Il sindaco di Barcellona Ada Colau ha accusato il deposto governo catalano di Carles Puigdemont di aver condotto la regione al "disastro", perché la maggioranza dei catalani "non voleva" una dichiarazione d'indipendenza della Catalogna dalla Spagna. Poche ore prima di partecipare a una manifestazione organizzata da gruppi indipendentisti per protestare contro l'arresto di diversi esponenti catalani la Colau - 43 anni, prima donna sindaco di Barcellona dal 2015 - ha lanciato un duro affondo contro la gestione "irresponsabile" di Puigdemont (a destra, nella foto d'apertura con la sindaca della Capitale catalana).
"Noi vogliamo che i prigionieri siano liberati, ma vogliamo anche che un governo irresponsabile che ha portato il Paese al disastro affronti (le proprie responsabilità) e riconosca i propri errori", ha detto la Colau.

 

"Hanno scatenato tensioni e hanno fatto una dichiarazione d'indipendenza unilaterale che la maggioranza non voleva - ha aggiunto la prima cittadina - hanno ingannato la popolazione per i loro interessi". La dichiarazione d'indipendenza votata il 27 ottobre scorso da 70 dei 135 deputati catalani "non ha portato la repubblica", ha proseguito la Colau, fustigando quindi il presidente catalano per essere scappato in Belgio (dov'è tuttora rifugiato, per via del mandato d'arresto europeo che lo ha colpito dopo il commissariamento della sua regione), lasciando la Catalogna "da sola ad affrontare l'incertezza": "Hanno fatto la dichiarazione e poi sono scomparsi".

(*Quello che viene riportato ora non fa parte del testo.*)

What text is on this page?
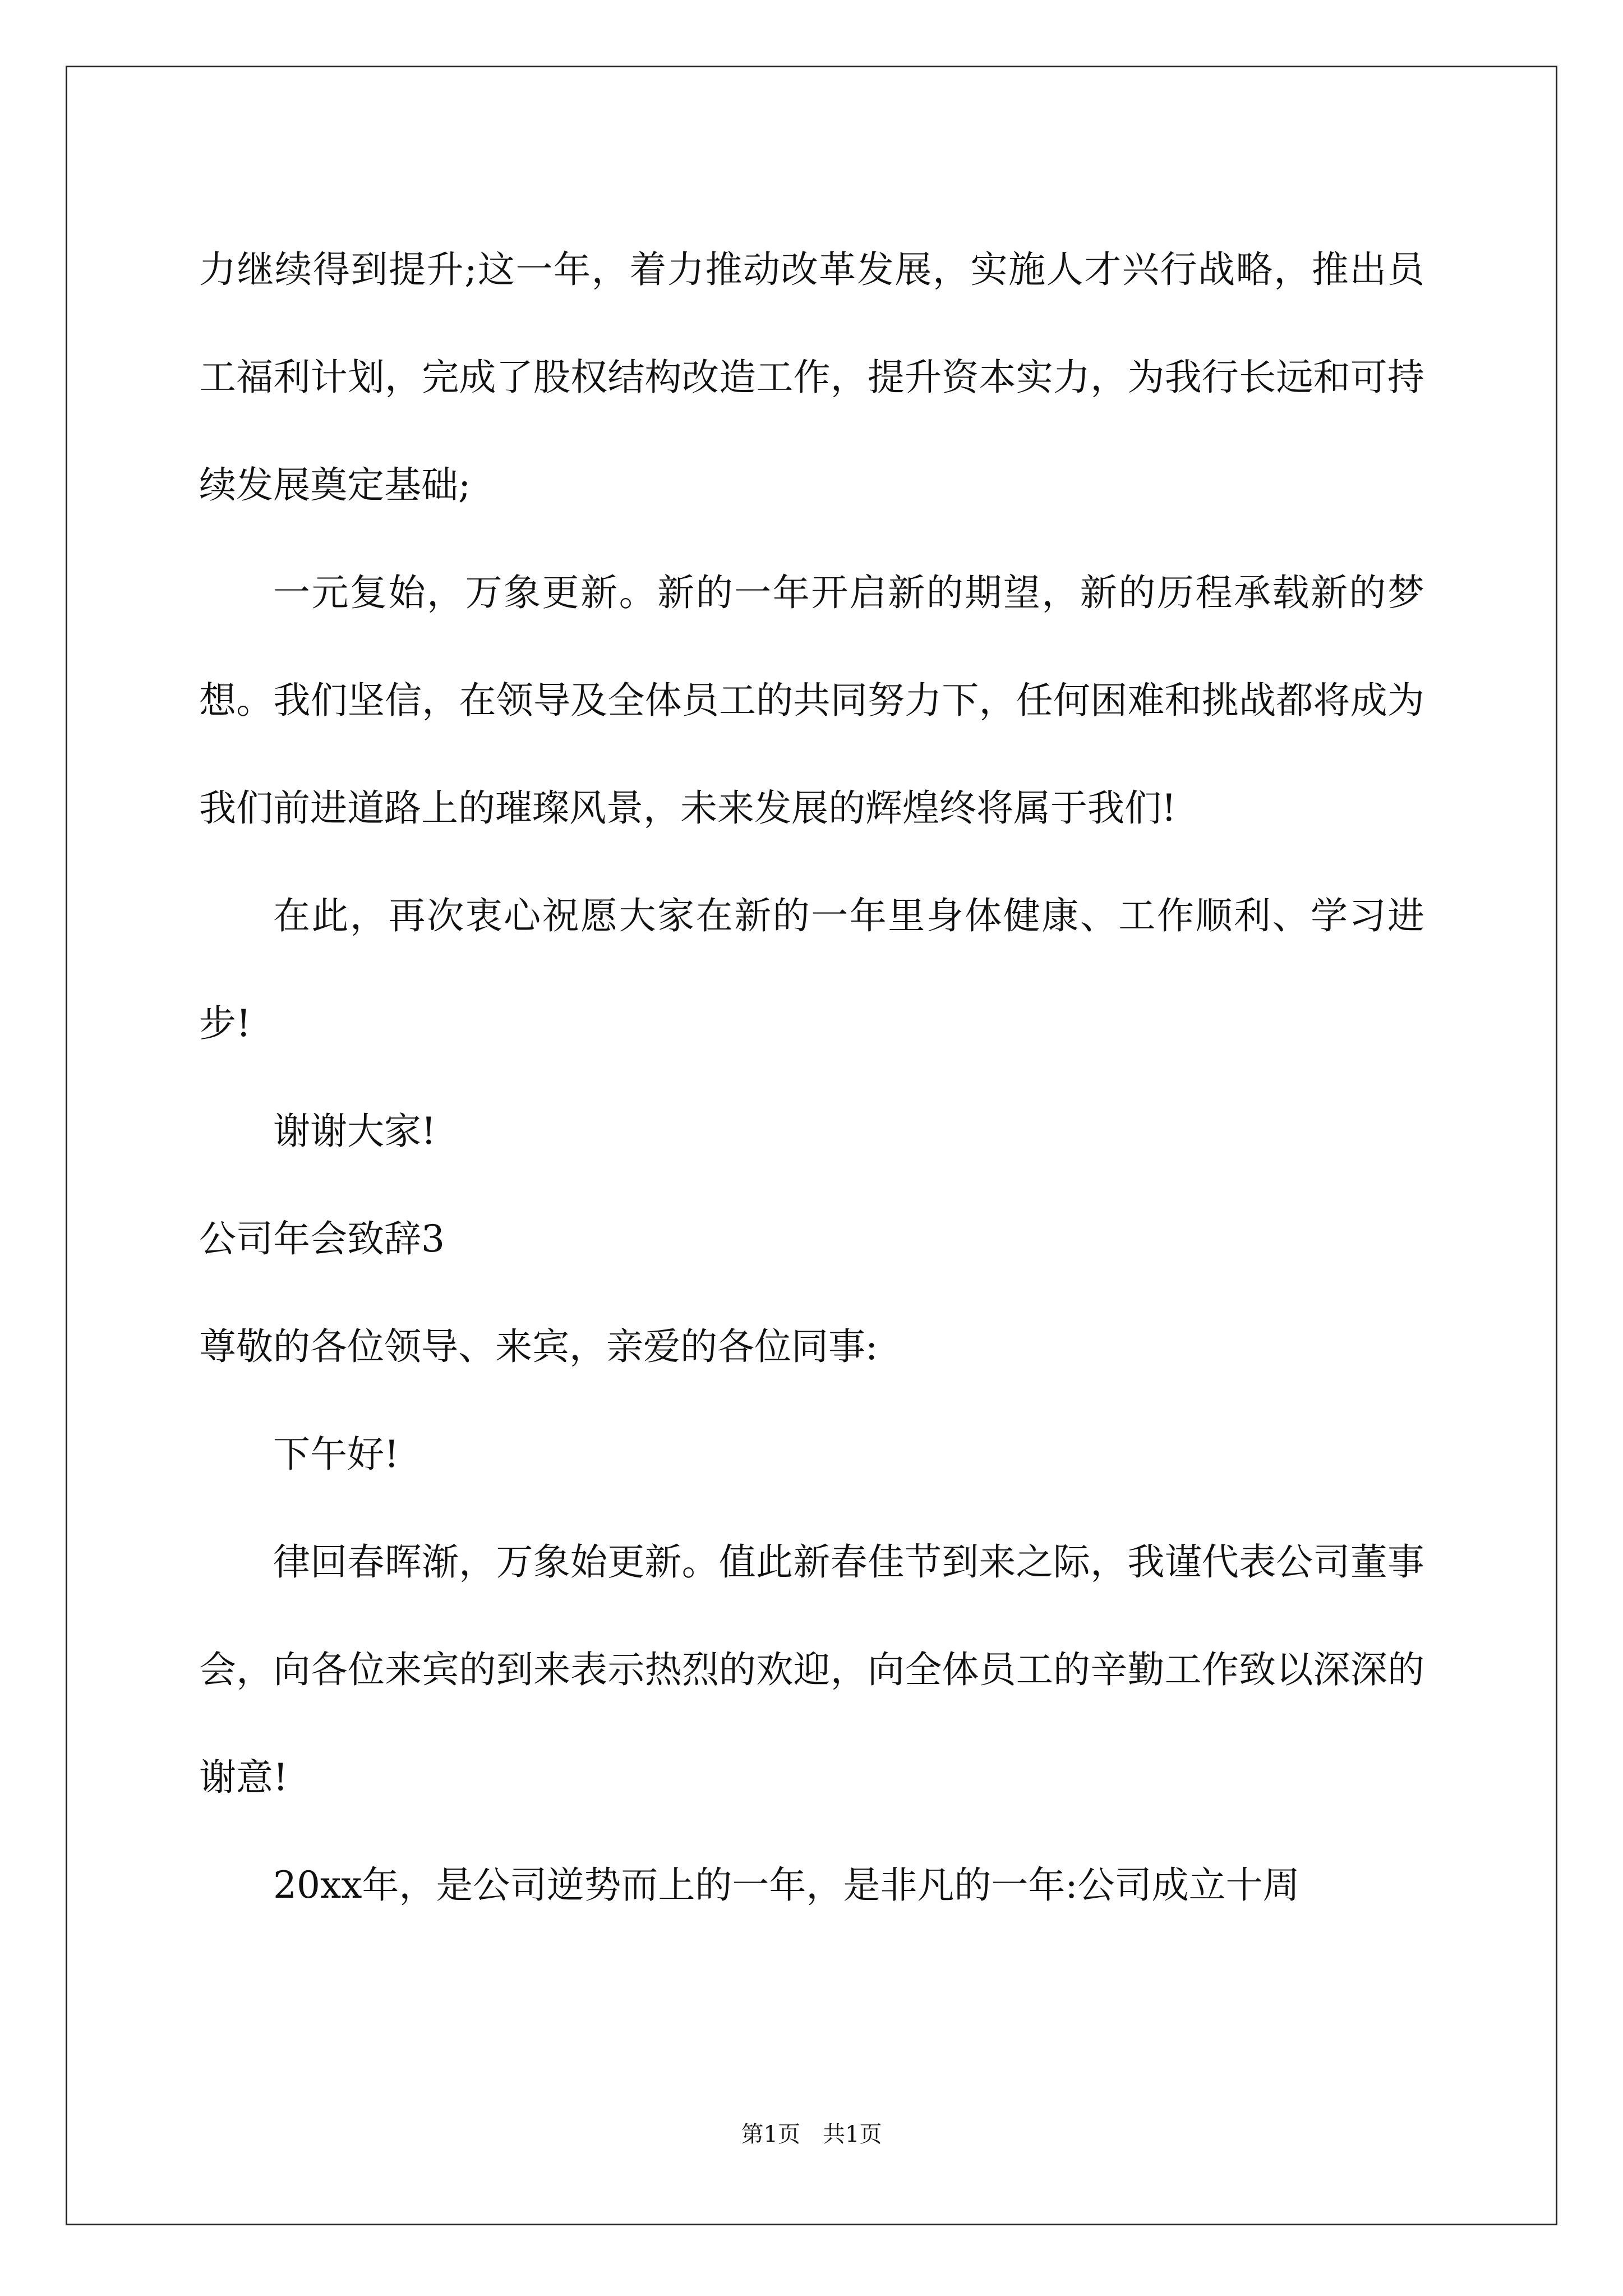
力继续得到提升;这一年，着力推动改革发展，实施人才兴行战略，推出员工福利计划，完成了股权结构改造工作，提升资本实力，为我行长远和可持续发展奠定基础;

一元复始，万象更新。新的一年开启新的期望，新的历程承载新的梦想。我们坚信，在领导及全体员工的共同努力下，任何困难和挑战都将成为我们前进道路上的璀璨风景，未来发展的辉煌终将属于我们!

在此，再次衷心祝愿大家在新的一年里身体健康、工作顺利、学习进步!

谢谢大家!

公司年会致辞3

尊敬的各位领导、来宾，亲爱的各位同事:

下午好!

律回春晖渐，万象始更新。值此新春佳节到来之际，我谨代表公司董事会，向各位来宾的到来表示热烈的欢迎，向全体员工的辛勤工作致以深深的谢意!

20xx年，是公司逆势而上的一年，是非凡的一年:公司成立十周

第1页 共1页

La Colau ha denunciato anche la risposta del governo spagnolo del conservatore Mariano Rajoy, che ha attivato l'articolo 155 della Costituzione per mettere la regione sotto tutela, destituendo l'esecutivo e gli altri funzionari, sciogliendo il parlamento e indicendo nuove elezioni regionali. Ex attivista per il diritto alla casa e di Amnesty International, eletta sindaco nel giugno 2015 con la lista civica "Barcellona in Comune", la Colau è candidata del terzo partito spagnolo, questa volta con Podemos (sinistra radicale e nazionalista), alle elezioni regionali convocate per il prossimo 21 dicembre. Ha partecipato alla realizzazione del Referendum per l'indipendenza della Catalogna dello scorso 1° ottobre, dichiarandosi (video a destra) "né indipendentista né nazionalista".